The daily routine consisted of communal meals, endless haggling over schedules, long days spent in the studio with glassblowing activity as the main focus of attention, after-dinner slides, and nights that flowed with an excess of high spirits. There was even a session  t-shirt.
           While there will be lodging in the future on site, the artists and assistants all stayed at the Grand Nature Campground. The main draw of the campground was a rock-lined outdoor soaking tub that ran hot mineral water. Aside from snoring roommates and the occasional six-inch centipede, it was heaven.
            The artists by and large did their signature work, leaving pieces behind for the forthcoming exhibition hall and making auction pieces. They were assisted in the studio by a handful of Americans that had come for that purpose (that was my nominal role) and by an array of ten Japanese students, one from each of the hot glass programs in Japan. Communication in the studio presented a low hurdle, which was usually overcome by understanding the context of glassworking, or, in a pinch, by hand signs and guttural sounds.

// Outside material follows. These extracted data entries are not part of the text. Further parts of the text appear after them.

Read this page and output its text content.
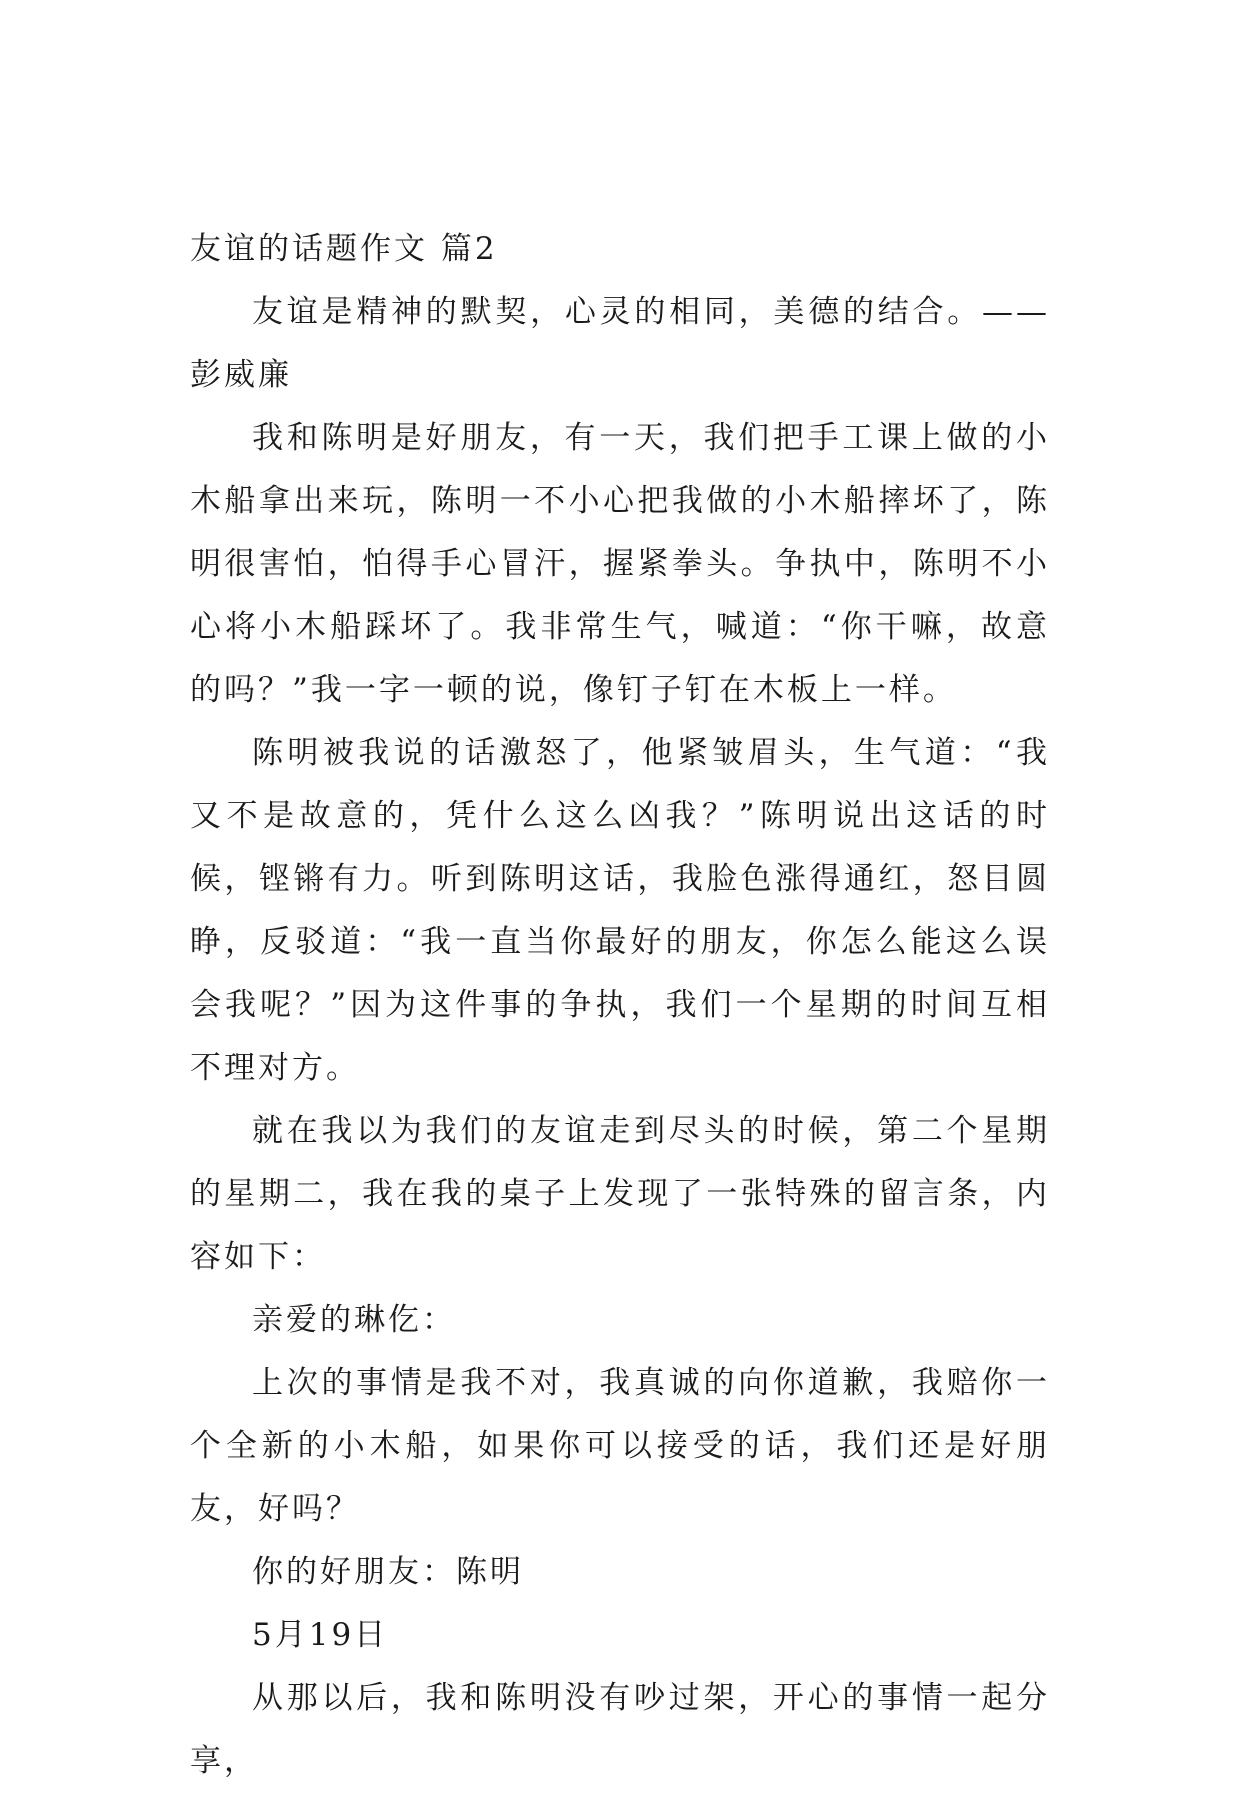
友谊的话题作文 篇2

友谊是精神的默契，心灵的相同，美德的结合。——彭威廉

我和陈明是好朋友，有一天，我们把手工课上做的小木船拿出来玩，陈明一不小心把我做的小木船摔坏了，陈明很害怕，怕得手心冒汗，握紧拳头。争执中，陈明不小心将小木船踩坏了。我非常生气，喊道：“你干嘛，故意的吗？”我一字一顿的说，像钉子钉在木板上一样。

陈明被我说的话激怒了，他紧皱眉头，生气道：“我又不是故意的，凭什么这么凶我？”陈明说出这话的时候，铿锵有力。听到陈明这话，我脸色涨得通红，怒目圆睁，反驳道：“我一直当你最好的朋友，你怎么能这么误会我呢？”因为这件事的争执，我们一个星期的时间互相不理对方。

就在我以为我们的友谊走到尽头的时候，第二个星期的星期二，我在我的桌子上发现了一张特殊的留言条，内容如下：

亲爱的琳仡：

上次的事情是我不对，我真诚的向你道歉，我赔你一个全新的小木船，如果你可以接受的话，我们还是好朋友，好吗？

你的好朋友：陈明

5月19日

从那以后，我和陈明没有吵过架，开心的事情一起分享，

           On the weekend the grounds of the studio were opened to the general public, who attended in massive numbers. There were food vendors and craftsmen selling their wares on site from a tent village set up across from the studio. All of the invited artists demonstrated over the course of the weekend, and that night there was a fundraising auction and a band.

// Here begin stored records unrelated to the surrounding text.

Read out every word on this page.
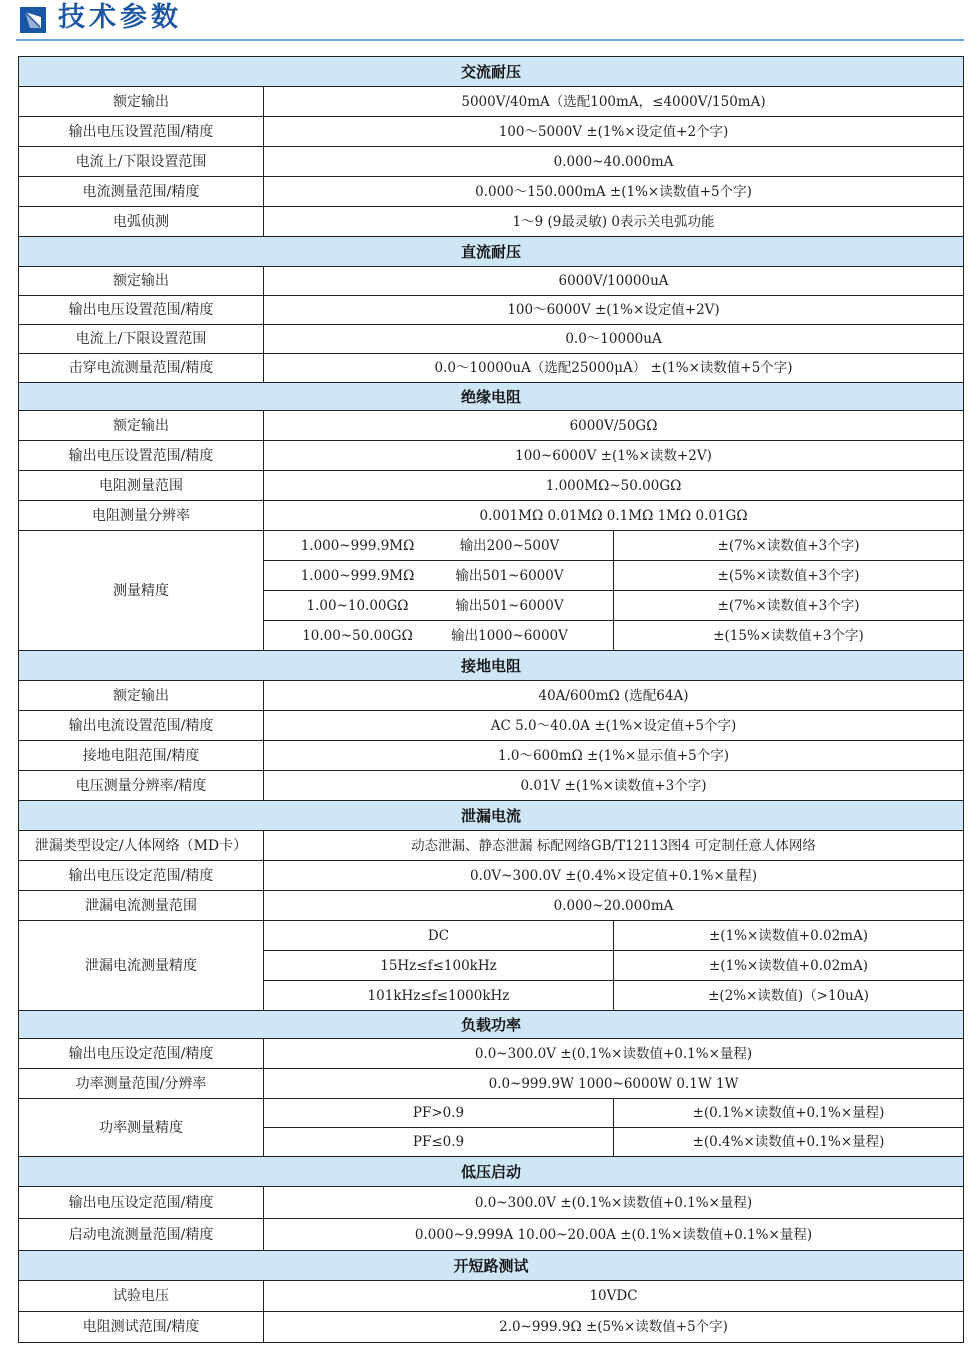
技术参数
交流耐压		
额定输出	5000V/40mA（选配100mA，≤4000V/150mA)	
输出电压设置范围/精度	100～5000V ±(1%×设定值+2个字)	
电流上/下限设置范围	0.000~40.000mA	
电流测量范围/精度	0.000～150.000mA ±(1%×读数值+5个字)	
电弧侦测	1～9 (9最灵敏) 0表示关电弧功能	
直流耐压		
额定输出	6000V/10000uA	
输出电压设置范围/精度	100～6000V ±(1%×设定值+2V)	
电流上/下限设置范围	0.0～10000uA	
击穿电流测量范围/精度	0.0～10000uA（选配25000μA） ±(1%×读数值+5个字)	
绝缘电阻		
额定输出	6000V/50GΩ	
输出电压设置范围/精度	100~6000V ±(1%×读数+2V)	
电阻测量范围	1.000MΩ~50.00GΩ	
电阻测量分辨率	0.001MΩ 0.01MΩ 0.1MΩ 1MΩ 0.01GΩ	
测量精度	1.000~999.9MΩ 输出200~500V	±(7%×读数值+3个字)
	1.000~999.9MΩ 输出501~6000V	±(5%×读数值+3个字)
	1.00~10.00GΩ 输出501~6000V	±(7%×读数值+3个字)
	10.00~50.00GΩ 输出1000~6000V	±(15%×读数值+3个字)
接地电阻		
额定输出	40A/600mΩ (选配64A)	
输出电流设置范围/精度	AC 5.0～40.0A ±(1%×设定值+5个字)	
接地电阻范围/精度	1.0～600mΩ ±(1%×显示值+5个字)	
电压测量分辨率/精度	0.01V ±(1%×读数值+3个字)	
泄漏电流		
泄漏类型设定/人体网络（MD卡）	动态泄漏、静态泄漏 标配网络GB/T12113图4 可定制任意人体网络	
输出电压设定范围/精度	0.0V~300.0V ±(0.4%×设定值+0.1%×量程)	
泄漏电流测量范围	0.000~20.000mA	
泄漏电流测量精度	DC	±(1%×读数值+0.02mA)
	15Hz≤f≤100kHz	±(1%×读数值+0.02mA)
	101kHz≤f≤1000kHz	±(2%×读数值)（>10uA)
负载功率		
输出电压设定范围/精度	0.0~300.0V ±(0.1%×读数值+0.1%×量程)	
功率测量范围/分辨率	0.0~999.9W 1000~6000W 0.1W 1W	
功率测量精度	PF>0.9	±(0.1%×读数值+0.1%×量程)
	PF≤0.9	±(0.4%×读数值+0.1%×量程)
低压启动		
输出电压设定范围/精度	0.0~300.0V ±(0.1%×读数值+0.1%×量程)	
启动电流测量范围/精度	0.000~9.999A 10.00~20.00A ±(0.1%×读数值+0.1%×量程)	
开短路测试		
试验电压	10VDC	
电阻测试范围/精度	2.0~999.9Ω ±(5%×读数值+5个字)	
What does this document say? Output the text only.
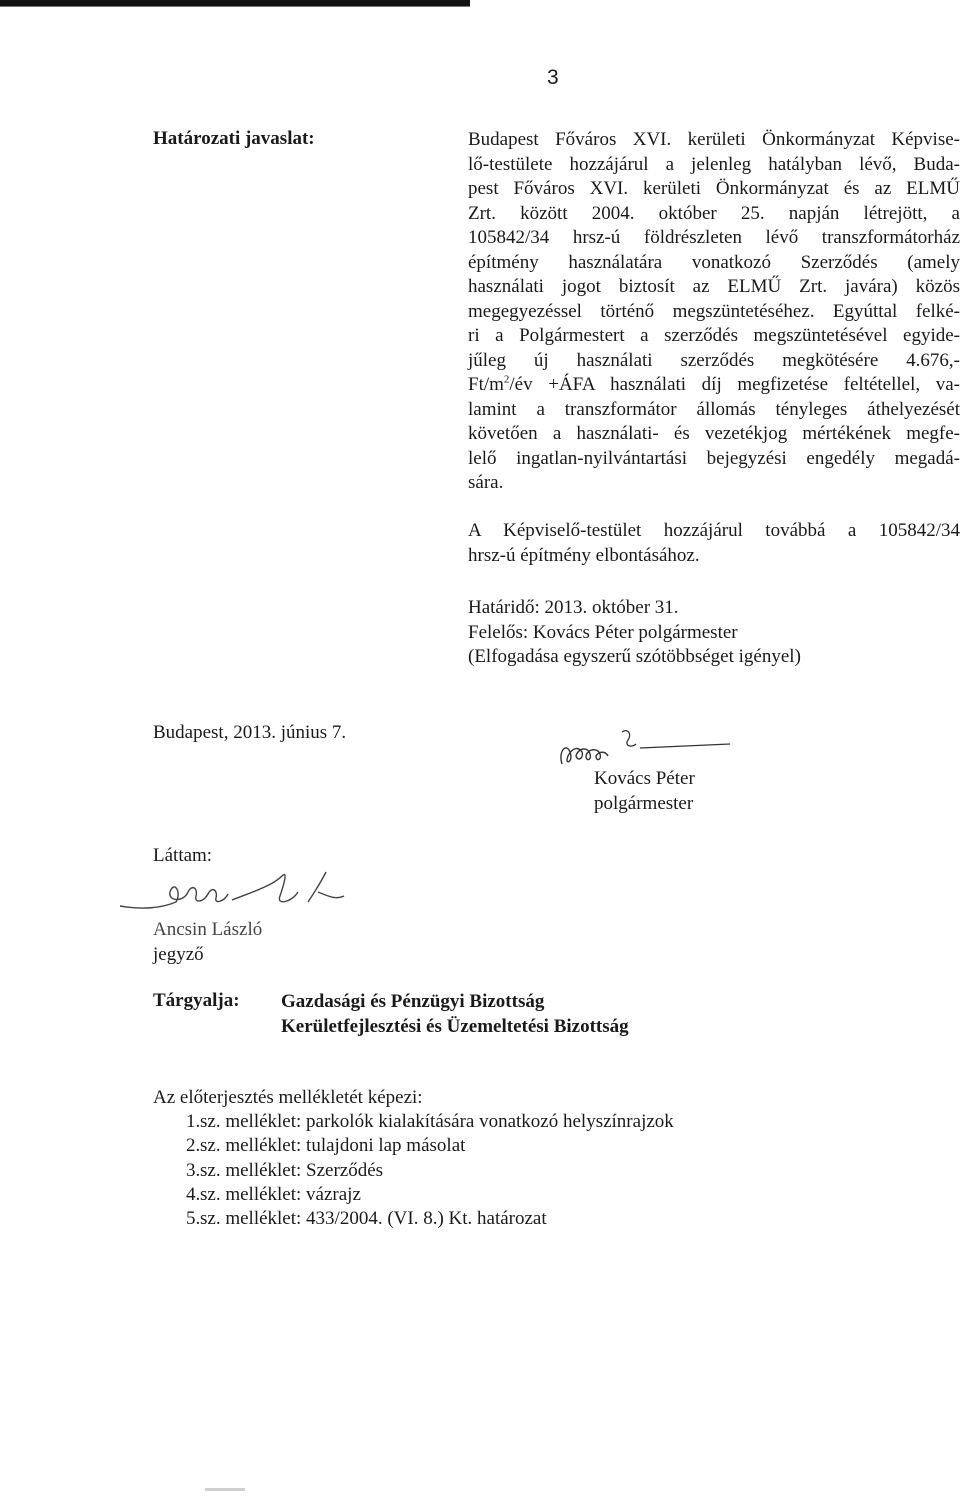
3
Határozati javaslat:	Budapest Főváros XVI. kerületi Önkormányzat Képvise-
lő-testülete hozzájárul a jelenleg hatályban lévő, Buda-
pest Főváros XVI. kerületi Önkormányzat és az ELMŰ
Zrt. között 2004. október 25. napján létrejött, a
105842/34 hrsz-ú földrészleten lévő transzformátorház
építmény használatára vonatkozó Szerződés (amely
használati jogot biztosít az ELMŰ Zrt. javára) közös
megegyezéssel történő megszüntetéséhez. Egyúttal felké-
ri a Polgármestert a szerződés megszüntetésével egyide-
jűleg új használati szerződés megkötésére 4.676,-
$Ft/m^2/év$ +ÁFA használati díj megfizetése feltétellel, va-
lamint a transzformátor állomás tényleges áthelyezését
követően a használati- és vezetékjog mértékének megfe-
lelő ingatlan-nyilvántartási bejegyzési engedély megadá-
sára.
A Képviselő-testület hozzájárul továbbá a 105842/34
hrsz-ú építmény elbontásához.
Határidő: 2013. október 31.
Felelős: Kovács Péter polgármester
(Elfogadása egyszerű szótöbbséget igényel)
Budapest, 2013. június 7.
Kovács Péter
polgármester
Láttam:
Ancsin László
jegyző
Tárgyalja: Gazdasági és Pénzügyi Bizottság
Kerületfejlesztési és Üzemeltetési Bizottság
Az előterjesztés mellékletét képezi:
1. sz. melléklet: parkolók kialakítására vonatkozó helyszínrajzok
2. sz. melléklet: tulajdoni lap másolat
3. sz. melléklet: Szerződés
4. sz. melléklet: vázrajz
5. sz. melléklet: 433/2004. (VI. 8.) Kt. határozat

            Some of the invited artists used the studio time to do artistic or cultural exploration, while some held a clinic in glassblowing fundamentals and good habits, which was a nice gesture towards the assistants who had worked so hard for the artists throughout the week.
            On the last day, it was misting slightly and the B Team was making a video of rocketships and aliens under cover of a single umbrella. Most of us were saying good- byes and feeling the energy slowly draining out of the place that had been host to over 2,000 visitors just a few days earlier. I realized again how closely people can come together in a short time only by having to say goodbye.